Like many of his generation, Harry’s mettle was forged during the Depression. Instead of finishing high school, he supported his family by stevedoring. Harry was never lazy.

When the Second World War erupted, Harry became a gunner with the North Nova Scotia Highlanders. He was demoted to private for insubordination and spent more than a few hours in the brig. On June 6, 1944, he was part of the troops storming the beaches of Normandy. Actually, he was in the ship’s mess trying to find a sandwich when the general transport boat left. While the entire company was wading through deep water to shore, Harry talked his way onto a PT boat.

A few weeks later, he was shot in the back while rescuing a wounded comrade ahead of the front line. Harry’s words to his buddy: “I’m awfully sorry, Freddie, but I’ll need to keep the second wound dressing for myself.” That was the kind of guy he was – humble, proud and selfless.

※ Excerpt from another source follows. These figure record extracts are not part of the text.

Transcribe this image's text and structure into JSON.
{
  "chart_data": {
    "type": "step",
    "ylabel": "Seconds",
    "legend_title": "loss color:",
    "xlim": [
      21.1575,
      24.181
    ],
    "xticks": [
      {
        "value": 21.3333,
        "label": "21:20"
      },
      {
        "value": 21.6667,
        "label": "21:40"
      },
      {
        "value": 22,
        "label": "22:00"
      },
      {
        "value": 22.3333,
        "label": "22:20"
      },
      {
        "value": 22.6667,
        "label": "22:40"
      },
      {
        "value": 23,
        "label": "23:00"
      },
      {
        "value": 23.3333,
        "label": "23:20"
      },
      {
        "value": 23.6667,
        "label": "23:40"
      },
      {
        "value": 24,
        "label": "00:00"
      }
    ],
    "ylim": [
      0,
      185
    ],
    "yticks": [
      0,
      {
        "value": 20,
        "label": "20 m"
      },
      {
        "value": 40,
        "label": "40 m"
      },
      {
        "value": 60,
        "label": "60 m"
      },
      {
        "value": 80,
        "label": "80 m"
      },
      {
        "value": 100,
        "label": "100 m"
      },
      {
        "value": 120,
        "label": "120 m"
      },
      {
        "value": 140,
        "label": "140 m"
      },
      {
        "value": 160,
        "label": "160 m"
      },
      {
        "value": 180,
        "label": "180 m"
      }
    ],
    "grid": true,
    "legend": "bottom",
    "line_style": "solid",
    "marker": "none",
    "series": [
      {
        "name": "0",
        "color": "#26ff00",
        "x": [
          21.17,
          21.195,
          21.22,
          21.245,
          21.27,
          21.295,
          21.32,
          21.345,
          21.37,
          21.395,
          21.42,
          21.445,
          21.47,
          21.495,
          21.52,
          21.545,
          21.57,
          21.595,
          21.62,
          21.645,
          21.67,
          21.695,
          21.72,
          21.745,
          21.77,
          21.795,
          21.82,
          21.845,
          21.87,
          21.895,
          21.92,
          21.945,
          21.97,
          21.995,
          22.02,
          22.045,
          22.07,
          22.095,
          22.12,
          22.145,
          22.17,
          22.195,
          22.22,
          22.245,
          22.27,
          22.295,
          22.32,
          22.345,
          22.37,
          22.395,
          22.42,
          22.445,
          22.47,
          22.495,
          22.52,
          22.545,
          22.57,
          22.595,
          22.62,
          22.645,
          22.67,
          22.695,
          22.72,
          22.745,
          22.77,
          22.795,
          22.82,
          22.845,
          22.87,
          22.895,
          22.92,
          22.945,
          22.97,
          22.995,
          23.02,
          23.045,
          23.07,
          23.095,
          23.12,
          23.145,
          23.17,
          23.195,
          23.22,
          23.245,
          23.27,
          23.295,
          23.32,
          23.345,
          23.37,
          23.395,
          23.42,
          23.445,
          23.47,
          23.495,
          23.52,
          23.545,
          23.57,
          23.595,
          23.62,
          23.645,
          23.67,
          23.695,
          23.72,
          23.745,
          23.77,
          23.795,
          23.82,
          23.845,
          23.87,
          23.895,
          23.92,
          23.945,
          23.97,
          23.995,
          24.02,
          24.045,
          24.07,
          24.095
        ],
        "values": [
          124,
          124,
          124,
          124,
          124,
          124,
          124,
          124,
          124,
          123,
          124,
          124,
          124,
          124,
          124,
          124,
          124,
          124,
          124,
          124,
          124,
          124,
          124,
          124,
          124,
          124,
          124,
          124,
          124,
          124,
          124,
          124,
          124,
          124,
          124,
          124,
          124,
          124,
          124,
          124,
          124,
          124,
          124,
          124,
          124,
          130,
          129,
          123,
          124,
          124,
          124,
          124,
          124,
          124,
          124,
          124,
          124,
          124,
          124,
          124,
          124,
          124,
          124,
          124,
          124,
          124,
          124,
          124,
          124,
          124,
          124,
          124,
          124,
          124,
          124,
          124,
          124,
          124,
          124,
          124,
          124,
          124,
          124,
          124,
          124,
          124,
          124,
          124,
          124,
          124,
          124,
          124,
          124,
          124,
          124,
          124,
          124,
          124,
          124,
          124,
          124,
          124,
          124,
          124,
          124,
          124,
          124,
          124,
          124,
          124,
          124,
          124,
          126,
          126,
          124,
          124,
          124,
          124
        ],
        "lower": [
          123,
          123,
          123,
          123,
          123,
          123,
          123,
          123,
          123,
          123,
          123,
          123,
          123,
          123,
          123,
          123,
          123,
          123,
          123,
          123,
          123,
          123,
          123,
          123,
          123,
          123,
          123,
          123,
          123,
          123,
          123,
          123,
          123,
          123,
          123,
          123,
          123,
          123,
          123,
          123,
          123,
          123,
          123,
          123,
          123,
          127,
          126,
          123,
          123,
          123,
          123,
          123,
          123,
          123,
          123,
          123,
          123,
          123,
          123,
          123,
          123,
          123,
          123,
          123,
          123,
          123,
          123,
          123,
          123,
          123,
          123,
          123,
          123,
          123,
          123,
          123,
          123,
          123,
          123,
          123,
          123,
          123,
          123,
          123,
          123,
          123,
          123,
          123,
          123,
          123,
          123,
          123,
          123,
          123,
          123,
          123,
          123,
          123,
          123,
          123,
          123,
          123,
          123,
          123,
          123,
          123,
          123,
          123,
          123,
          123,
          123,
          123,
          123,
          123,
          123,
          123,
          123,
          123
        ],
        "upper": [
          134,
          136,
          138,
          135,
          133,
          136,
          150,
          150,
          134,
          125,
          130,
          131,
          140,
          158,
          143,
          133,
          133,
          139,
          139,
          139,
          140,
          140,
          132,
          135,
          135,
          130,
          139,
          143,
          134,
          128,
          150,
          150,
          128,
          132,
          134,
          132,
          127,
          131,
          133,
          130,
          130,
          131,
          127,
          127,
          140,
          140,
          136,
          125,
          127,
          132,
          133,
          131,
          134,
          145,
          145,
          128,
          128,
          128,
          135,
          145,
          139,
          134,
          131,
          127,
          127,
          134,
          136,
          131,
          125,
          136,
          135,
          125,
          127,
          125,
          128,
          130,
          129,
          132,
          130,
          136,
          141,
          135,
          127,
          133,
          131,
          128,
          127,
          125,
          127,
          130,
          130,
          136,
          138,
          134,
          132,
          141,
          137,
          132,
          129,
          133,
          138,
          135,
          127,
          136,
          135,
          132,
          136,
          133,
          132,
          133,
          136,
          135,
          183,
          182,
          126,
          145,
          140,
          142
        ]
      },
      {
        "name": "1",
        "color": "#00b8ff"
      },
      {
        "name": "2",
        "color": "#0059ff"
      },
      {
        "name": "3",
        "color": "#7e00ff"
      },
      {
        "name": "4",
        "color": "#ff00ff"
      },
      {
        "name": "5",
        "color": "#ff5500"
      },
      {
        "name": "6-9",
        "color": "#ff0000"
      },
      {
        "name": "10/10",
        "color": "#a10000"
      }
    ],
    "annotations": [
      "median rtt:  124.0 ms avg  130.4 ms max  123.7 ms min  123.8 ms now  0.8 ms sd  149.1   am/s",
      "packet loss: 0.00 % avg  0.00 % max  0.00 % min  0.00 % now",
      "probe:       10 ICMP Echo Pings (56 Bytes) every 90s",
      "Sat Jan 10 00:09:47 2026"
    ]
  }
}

Harry used his victory grant of $5,000 to buy a grocery store in Halifax. He married Leona Pliskow in 1947, had one son and celebrated 63 wedding anniversaries. He considered his family his greatest accomplishment.

Harry believed that work builds character. He sold the grocery store in 1960 and started his own mortgage company. In 1966, he suffered a heart attack. Told by doctors that work would kill him, Harry took five years off, travelling, playing bridge, golfing and collecting antiques. But he loved working too much, so in 1971, he started Dover Mortgage Corp. After selling Dover, he continued to work with the company for 30 more years, celebrating his 90th birthday with colleagues.

His greatest joy was spending time with his three grandchildren. He enriched their lives with stories of Pictou, the Depression and the war, and instilled in them a love of books. He took great pride in the achievements of his son, Larry, his daughter-in-law, Myra, former Lieutenant-Governor of Nova Scotia, and his grandchildren, celebrating every success as if it were his own.

Harry said he didn’t want anyone crying at his funeral. “I’ve led a great life. My family is better than all the riches in the world. The world doesn’t owe me anything.” It’s a lucky fellow who feels that way at the end of his days.



By Daniel Freeman, Jonathan Freeman and Debra Freeman, Harry’s grandchildren.